First, the IRS is auditing S corporations aggressively — way too aggressively. Mr. Schidetzky fails to bring up the recent Glass Blocks case, where the Tax Court ruled that a struggling one-man S corporation had to pay a “reasonable salary” even [if] doing so throws the corporation into a loss. That’s a result far worse than the poor guy would have had filing as a Schedule C taxpayer. It’s hard to see how such pointless and harsh treatment is good policy.
Second, there is still no clear statutory or regulatory guidance to determine minimum “reasonable” salaries. ...
Third, why is this just an S corporation issue? The same thing can come up in C corporations. Think of Warren Buffett’s famous $100,000 annual salary — one that is arguably tens of millions “too low.” Why not hit him for more payroll taxes? The same problem can also arise in an LLC with multiple classes of ownership interests in a partnership return.
The “problem,” such as it is, comes from the tax statutes that exempt some business income from self-employment tax, and from the IRS failure to provide clear guidance to either examiners or taxpayers — not from the courts’ attempts to prevent taxpayer abuse.

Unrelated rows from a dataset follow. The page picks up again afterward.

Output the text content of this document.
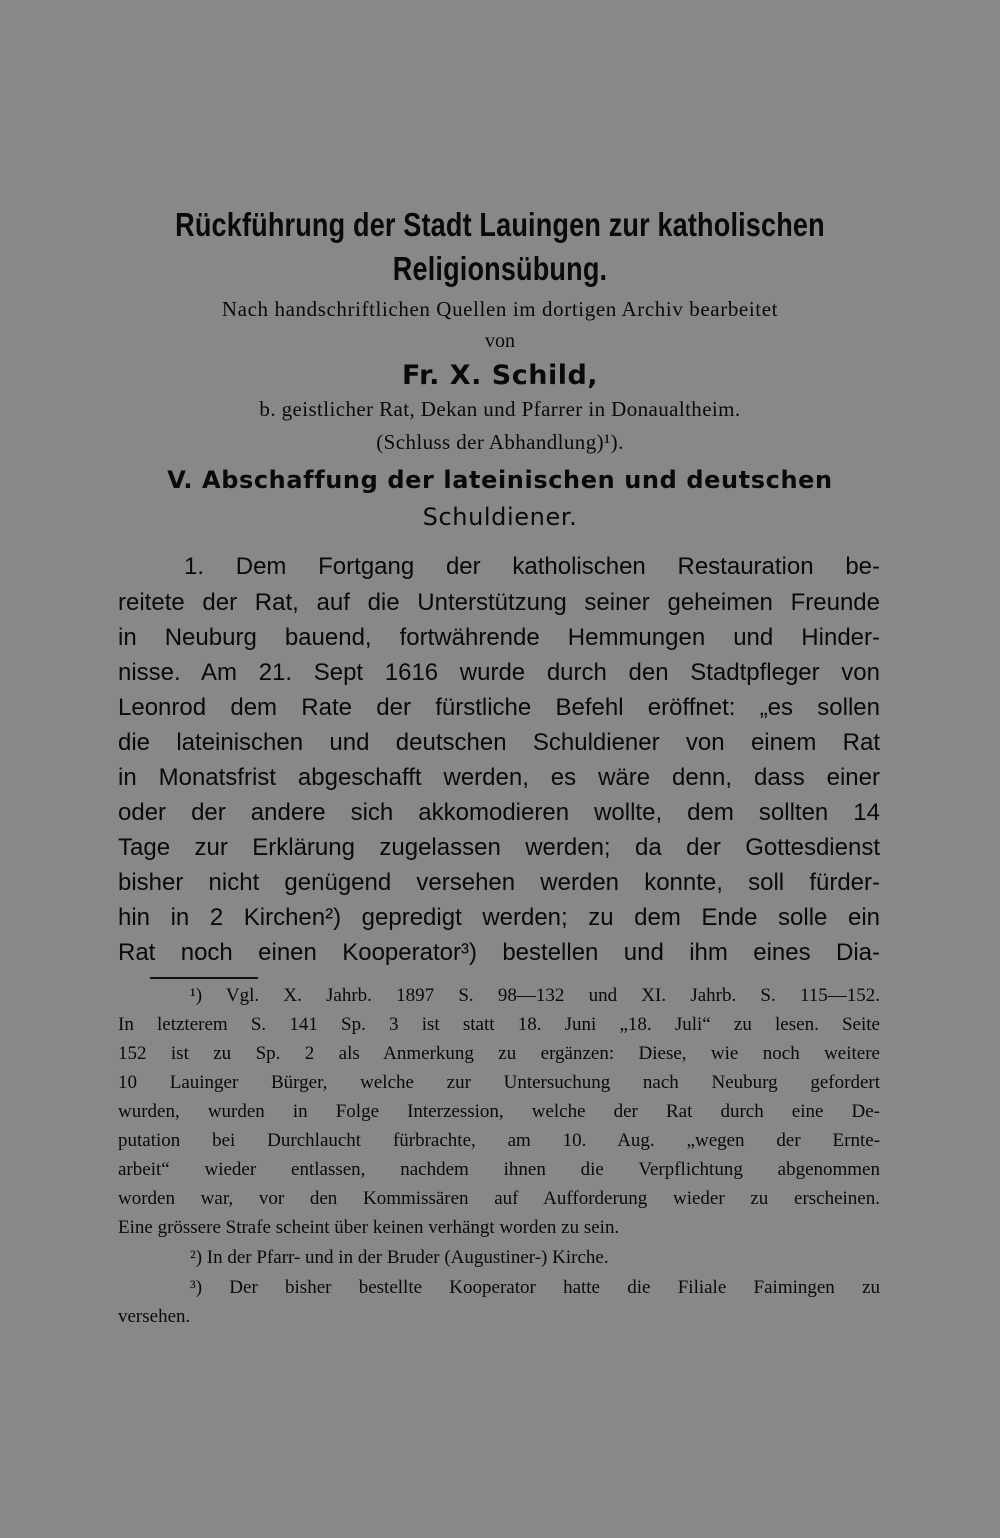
Rückführung der Stadt Lauingen zur katholischen
Religionsübung.
Nach handschriftlichen Quellen im dortigen Archiv bearbeitet
von
Fr. X. Schild,
b. geistlicher Rat, Dekan und Pfarrer in Donaualtheim.
(Schluss der Abhandlung)¹).
V. Abschaffung der lateinischen und deutschen
Schuldiener.
1. Dem Fortgang der katholischen Restauration be-
reitete der Rat, auf die Unterstützung seiner geheimen Freunde
in Neuburg bauend, fortwährende Hemmungen und Hinder-
nisse. Am 21. Sept 1616 wurde durch den Stadtpfleger von
Leonrod dem Rate der fürstliche Befehl eröffnet: „es sollen
die lateinischen und deutschen Schuldiener von einem Rat
in Monatsfrist abgeschafft werden, es wäre denn, dass einer
oder der andere sich akkomodieren wollte, dem sollten 14
Tage zur Erklärung zugelassen werden; da der Gottesdienst
bisher nicht genügend versehen werden konnte, soll fürder-
hin in 2 Kirchen²) gepredigt werden; zu dem Ende solle ein
Rat noch einen Kooperator³) bestellen und ihm eines Dia-
¹) Vgl. X. Jahrb. 1897 S. 98—132 und XI. Jahrb. S. 115—152.
In letzterem S. 141 Sp. 3 ist statt 18. Juni „18. Juli“ zu lesen. Seite
152 ist zu Sp. 2 als Anmerkung zu ergänzen: Diese, wie noch weitere
10 Lauinger Bürger, welche zur Untersuchung nach Neuburg gefordert
wurden, wurden in Folge Interzession, welche der Rat durch eine De-
putation bei Durchlaucht fürbrachte, am 10. Aug. „wegen der Ernte-
arbeit“ wieder entlassen, nachdem ihnen die Verpflichtung abgenommen
worden war, vor den Kommissären auf Aufforderung wieder zu erscheinen.
Eine grössere Strafe scheint über keinen verhängt worden zu sein.
²) In der Pfarr- und in der Bruder (Augustiner-) Kirche.
³) Der bisher bestellte Kooperator hatte die Filiale Faimingen zu
versehen.
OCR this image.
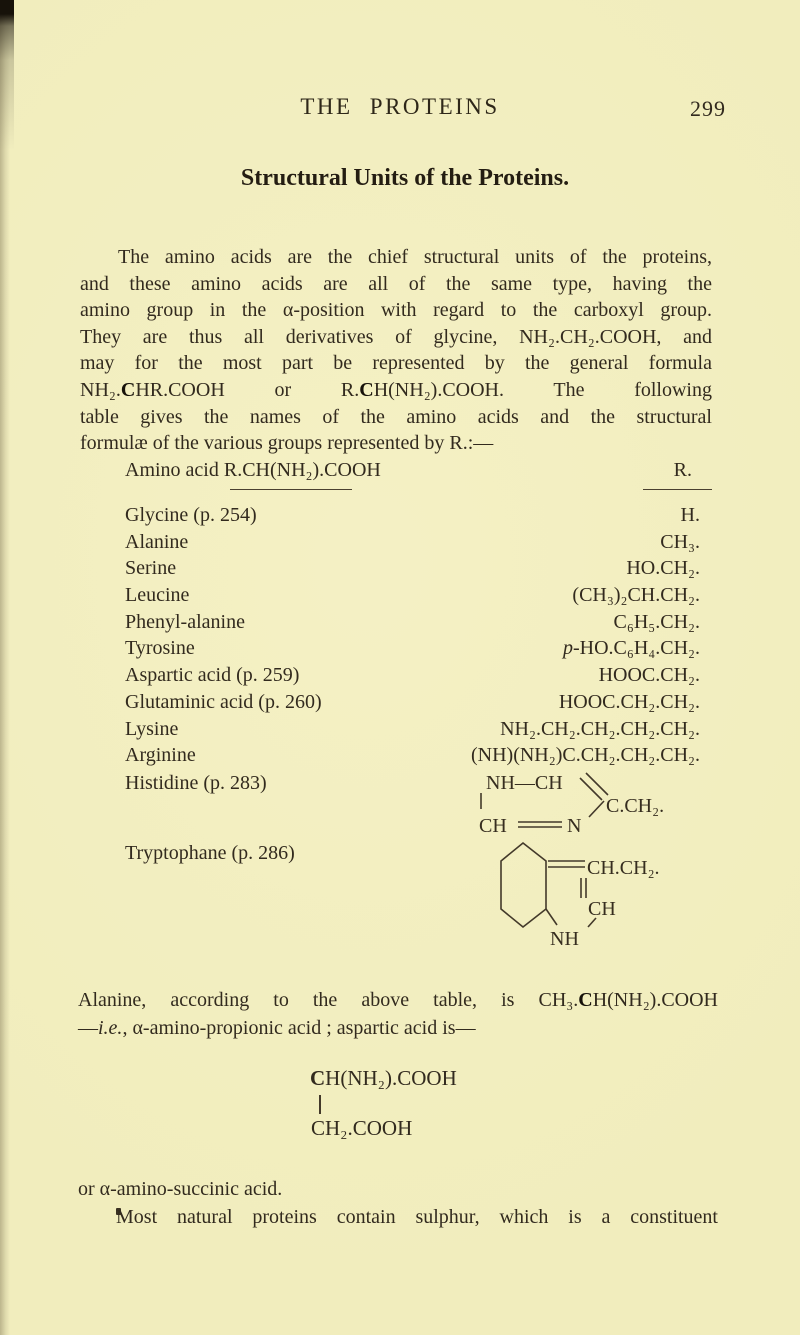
THE PROTEINS	299
Structural Units of the Proteins.
The amino acids are the chief structural units of the proteins,
and these amino acids are all of the same type, having the
amino group in the α-position with regard to the carboxyl group.
They are thus all derivatives of glycine, NH₂.CH₂.COOH, and
may for the most part be represented by the general formula
NH₂.CHR.COOH or R.CH(NH₂).COOH. The following
table gives the names of the amino acids and the structural
formulæ of the various groups represented by R.:—
Amino acid R.CH(NH₂).COOH	R.
Glycine (p. 254)	H.
Alanine	CH₃.
Serine	HO.CH₂.
Leucine	(CH₃)₂CH.CH₂.
Phenyl-alanine	C₆H₅.CH₂.
Tyrosine	p-HO.C₆H₄.CH₂.
Aspartic acid (p. 259)	HOOC.CH₂.
Glutaminic acid (p. 260)	HOOC.CH₂.CH₂.
Lysine	NH₂.CH₂.CH₂.CH₂.CH₂.
Arginine	(NH)(NH₂)C.CH₂.CH₂.CH₂.
Histidine (p. 283)	NH—CH
C.CH₂.
CH	N
Tryptophane (p. 286)
CH.CH₂.
CH
NH
Alanine, according to the above table, is CH₃.CH(NH₂).COOH
—i.e., α-amino-propionic acid ; aspartic acid is—
CH(NH₂).COOH
CH₂.COOH
or α-amino-succinic acid.
Most natural proteins contain sulphur, which is a constituent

Update: Walter Schwidetzky responds:
Mr Kristan’s response mostly misses the point of my op-ed. Payroll taxes should be due on the entire amount earned from services. The answer should not vary based on the business form used (as it is currently argued it does). There is no statute that requires that result; the cases I discussed could have, and in my view should have, been decided differently. While the John Edwards technique is never used with C corps to my knowledge, I have no problem concluding that Mr. Buffet’s formal salary is less than his actual earnings. There is one item on which Mr. Kristan and I agree. The IRS has failed to provide clear guidance, a failure I find inexplicable.